In a range of international studies, Danish pupils from different year groups are regularly compared with pupils of the same age from the rest of the world in many different areas..
The Danish School of Education is the Danish partner in the international comparative studies of educational and training systems which are carried out under the auspices of organisations such as the OECD and the IEA (the International Association for the Evaluation of Educational Achievement).
IEA (The International Association for the Evaluation of Educational Achievement) is an international association consisting of universities and other independent research institutions from more than 50 countries. The Danish School of Education at Aarhus University is the Danish member of this association. IEA projects are approved at annual general meetings at which representatives from the Danish School of Education represent Danish educational research.
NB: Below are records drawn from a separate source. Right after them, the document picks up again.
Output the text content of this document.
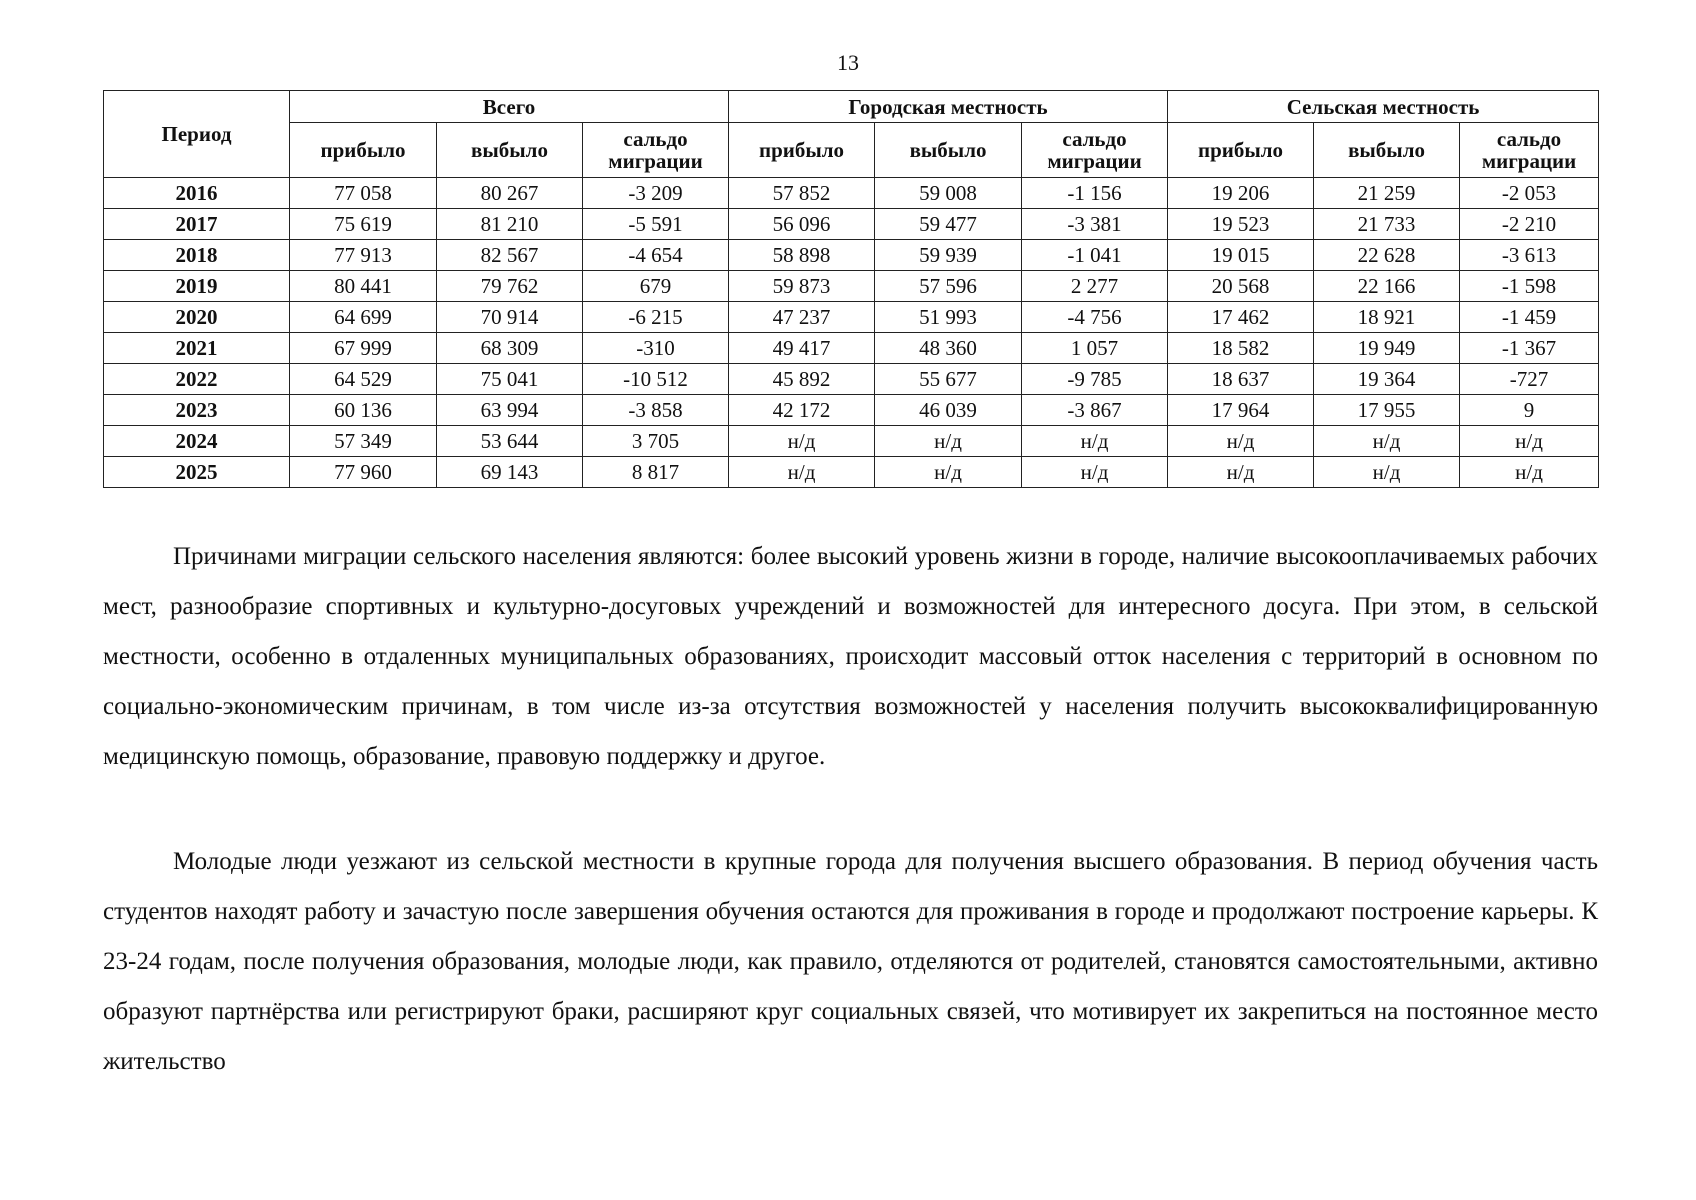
13
Период	Всего			Городская местность			Сельская местность		
	прибыло	выбыло	сальдо миграции	прибыло	выбыло	сальдо миграции	прибыло	выбыло	сальдо миграции
2016	77 058	80 267	-3 209	57 852	59 008	-1 156	19 206	21 259	-2 053
2017	75 619	81 210	-5 591	56 096	59 477	-3 381	19 523	21 733	-2 210
2018	77 913	82 567	-4 654	58 898	59 939	-1 041	19 015	22 628	-3 613
2019	80 441	79 762	679	59 873	57 596	2 277	20 568	22 166	-1 598
2020	64 699	70 914	-6 215	47 237	51 993	-4 756	17 462	18 921	-1 459
2021	67 999	68 309	-310	49 417	48 360	1 057	18 582	19 949	-1 367
2022	64 529	75 041	-10 512	45 892	55 677	-9 785	18 637	19 364	-727
2023	60 136	63 994	-3 858	42 172	46 039	-3 867	17 964	17 955	9
2024	57 349	53 644	3 705	н/д	н/д	н/д	н/д	н/д	н/д
2025	77 960	69 143	8 817	н/д	н/д	н/д	н/д	н/д	н/д

Причинами миграции сельского населения являются: более высокий уровень жизни в городе, наличие высокооплачиваемых рабочих мест, разнообразие спортивных и культурно-досуговых учреждений и возможностей для интересного досуга. При этом, в сельской местности, особенно в отдаленных муниципальных образованиях, происходит массовый отток населения с территорий в основном по социально-экономическим причинам, в том числе из-за отсутствия возможностей у населения получить высококвалифицированную медицинскую помощь, образование, правовую поддержку и другое.

Молодые люди уезжают из сельской местности в крупные города для получения высшего образования. В период обучения часть студентов находят работу и зачастую после завершения обучения остаются для проживания в городе и продолжают построение карьеры. К 23-24 годам, после получения образования, молодые люди, как правило, отделяются от родителей, становятся самостоятельными, активно образуют партнёрства или регистрируют браки, расширяют круг социальных связей, что мотивирует их закрепиться на постоянное место жительство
PIRLS (the Progress in International Reading Literacy Study) looks at the reading skills of fourth-grade pupils. It is designed with a view to revealing differences in the teaching methods that are used internationally, thereby making it possible to learn from the way things are done in other countries.
TIMSS (the Trends in International Mathematics and Science Study) is an international comparison of pupil performances in mathematics and science. Denmark is taking part in this study with fourth-grade pupils.
ICILS (the International Computer and Information Literacy Study) measures international differences in the computer and information skills of pupils, as well as their use of computers.
ICCS (the International Civic and Citizenship Education Study) is a study of the influence of globalisation on the education of young people in the 21st century in the perspective of contemporary diagnostics and international comparison. The empirical data in the study is collected from questionnaires answered by eighth-grade pupils, school teachers and school managers.
PISA (the Programme for International Student Assessment) was designed by the OECD with a view to measuring how well 15-year-old school pupils are equipped to meet the challenges of today’s knowledge society.